Unless Liverpool FC gets taken over by an oil-rich sovereign state, say, or an obscenely wealthy individual who had a country’s vast gas industry land in his lap parachutes in from a clear blue sky, it looks like we'll be shopping sustainably and selling to buy again this summer. Although the £176m prize money for winning the Premier League would also come in handy.
Sustainable spending has been the owners’ mantra ever since they took over after the courtroom battle of 2010. Yet there has been talk of a huge war chest being available, with stellar names like Izak and Alvarez, hitherto dismissed as unaffordable on our budget, being linked (along with what seems like several hundred others).
Those of the FSG-Out persuasion will obviously make the point that we’ve only got that war chest because they’ve been sitting on the money all those years. And after all, transfer spending equals success, right? The more you spend, the more you win. Ask Chelsea, or Man Utd. The fact that we look likely to be champions despite having only bought a bit-part in Chiesa last summer doesn’t really fit the FGS-Out model.
But it’s a matter of record that in recent years, Liverpool have been outspent (on net spend) not only by the usual suspects - City, Chelsea, United - but by such as West Ham, Brighton, Aston Villa, newly-shekelled Newcastle and even Bournemouth.
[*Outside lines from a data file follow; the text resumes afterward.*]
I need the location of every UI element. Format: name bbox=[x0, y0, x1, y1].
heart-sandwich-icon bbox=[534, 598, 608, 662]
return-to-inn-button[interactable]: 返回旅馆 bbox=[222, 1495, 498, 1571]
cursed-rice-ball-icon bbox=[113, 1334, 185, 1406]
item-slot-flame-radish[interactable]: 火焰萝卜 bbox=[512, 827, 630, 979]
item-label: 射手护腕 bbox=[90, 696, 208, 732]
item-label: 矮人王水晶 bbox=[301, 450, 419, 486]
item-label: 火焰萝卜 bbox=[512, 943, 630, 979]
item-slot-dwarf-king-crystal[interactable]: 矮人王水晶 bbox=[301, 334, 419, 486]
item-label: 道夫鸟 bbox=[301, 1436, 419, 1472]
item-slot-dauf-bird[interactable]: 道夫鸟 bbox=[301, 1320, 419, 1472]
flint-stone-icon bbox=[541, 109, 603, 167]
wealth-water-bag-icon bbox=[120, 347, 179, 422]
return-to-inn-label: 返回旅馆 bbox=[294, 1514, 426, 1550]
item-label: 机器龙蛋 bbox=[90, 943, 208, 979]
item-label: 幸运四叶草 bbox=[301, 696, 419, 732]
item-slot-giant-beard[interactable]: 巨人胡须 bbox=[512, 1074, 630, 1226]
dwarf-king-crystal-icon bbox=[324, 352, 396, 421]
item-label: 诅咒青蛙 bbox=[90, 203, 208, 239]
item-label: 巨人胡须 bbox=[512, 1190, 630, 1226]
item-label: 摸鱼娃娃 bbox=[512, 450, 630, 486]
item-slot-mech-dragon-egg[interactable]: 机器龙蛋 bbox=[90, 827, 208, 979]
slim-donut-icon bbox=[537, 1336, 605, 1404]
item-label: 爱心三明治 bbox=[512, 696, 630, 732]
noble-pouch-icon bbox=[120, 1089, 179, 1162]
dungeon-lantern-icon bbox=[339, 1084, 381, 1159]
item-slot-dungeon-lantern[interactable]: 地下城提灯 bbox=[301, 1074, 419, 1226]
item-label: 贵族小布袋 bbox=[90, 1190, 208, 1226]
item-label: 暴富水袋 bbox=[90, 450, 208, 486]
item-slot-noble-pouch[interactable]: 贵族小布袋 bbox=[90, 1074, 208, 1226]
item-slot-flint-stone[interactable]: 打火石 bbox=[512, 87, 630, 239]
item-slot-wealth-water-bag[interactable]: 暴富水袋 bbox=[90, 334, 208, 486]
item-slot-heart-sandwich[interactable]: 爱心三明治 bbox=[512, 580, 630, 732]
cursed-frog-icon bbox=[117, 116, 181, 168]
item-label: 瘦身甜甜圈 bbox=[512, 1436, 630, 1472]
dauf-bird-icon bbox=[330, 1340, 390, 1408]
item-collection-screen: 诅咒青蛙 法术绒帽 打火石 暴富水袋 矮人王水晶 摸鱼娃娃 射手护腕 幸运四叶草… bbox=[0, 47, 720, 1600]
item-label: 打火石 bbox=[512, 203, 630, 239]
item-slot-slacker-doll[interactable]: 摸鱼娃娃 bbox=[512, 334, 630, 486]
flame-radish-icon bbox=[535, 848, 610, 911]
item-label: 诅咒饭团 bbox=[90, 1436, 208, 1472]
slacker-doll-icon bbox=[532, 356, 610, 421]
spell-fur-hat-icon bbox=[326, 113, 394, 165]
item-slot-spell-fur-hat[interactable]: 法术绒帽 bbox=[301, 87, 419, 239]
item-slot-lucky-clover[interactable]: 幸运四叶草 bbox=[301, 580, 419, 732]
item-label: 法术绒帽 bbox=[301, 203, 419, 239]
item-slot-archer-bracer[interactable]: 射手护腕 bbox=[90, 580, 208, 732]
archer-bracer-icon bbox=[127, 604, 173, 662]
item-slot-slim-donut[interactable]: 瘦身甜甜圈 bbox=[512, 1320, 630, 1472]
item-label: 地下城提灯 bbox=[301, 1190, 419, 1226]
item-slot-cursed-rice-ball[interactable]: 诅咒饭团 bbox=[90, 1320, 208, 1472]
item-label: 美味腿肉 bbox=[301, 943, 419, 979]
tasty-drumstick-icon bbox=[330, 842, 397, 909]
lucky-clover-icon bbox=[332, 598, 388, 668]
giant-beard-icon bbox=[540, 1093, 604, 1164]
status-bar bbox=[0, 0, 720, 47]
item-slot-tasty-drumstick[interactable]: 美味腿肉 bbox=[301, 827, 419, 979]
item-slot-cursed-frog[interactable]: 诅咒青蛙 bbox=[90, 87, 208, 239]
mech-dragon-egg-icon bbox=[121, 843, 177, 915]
Even newly-promoted Ipswich Town spent £120m before what looks like an instant return to the Championship. That, and the positions of such as Utd and Spurs this season, have illustrated that transfer spending alone is no automatic guarantee of success on the pitch.
One sure way to limit the need for expensive signings is, of course, to produce your own talent, something which Liverpool have done extremely well over the years. Yet it doesn’t excite the gratification junkies whose need to win the transfer window seems more important than actually winning football matches and trophies. Only major new signings can deliver the instant hit they crave.
Trent may be the scouser in our team, but with his expected imminent departure, it’s Curtis Jones who will assume that tag. Over the last 50 or so years. Liverpool have produced a stream of really top class home-grown players, from Tommy Smith, Ian Callaghan and Chris Lawler to Phil Thompson, David Fairclough, Sammy Lee, Steve McManaman, Robbie Fowler, Michael Owen, Steve Gerrard and Jamie Carragher.
Meanwhile, champion players like Steve Heighway and Jimmy Case were found with local clubs, Skelmersdale Utd (Heighway) and South Liverpool (Case), and in the late 1950s, Liverpool discovered the mighty Sir Roger Hunt plying his trade with Stockton Heath (which became Warrington Town in 1961) in the Mid-Cheshire League.
It was like finding priceless antiques in the back of a skip.
What would we have had to spend to buy players as good as those?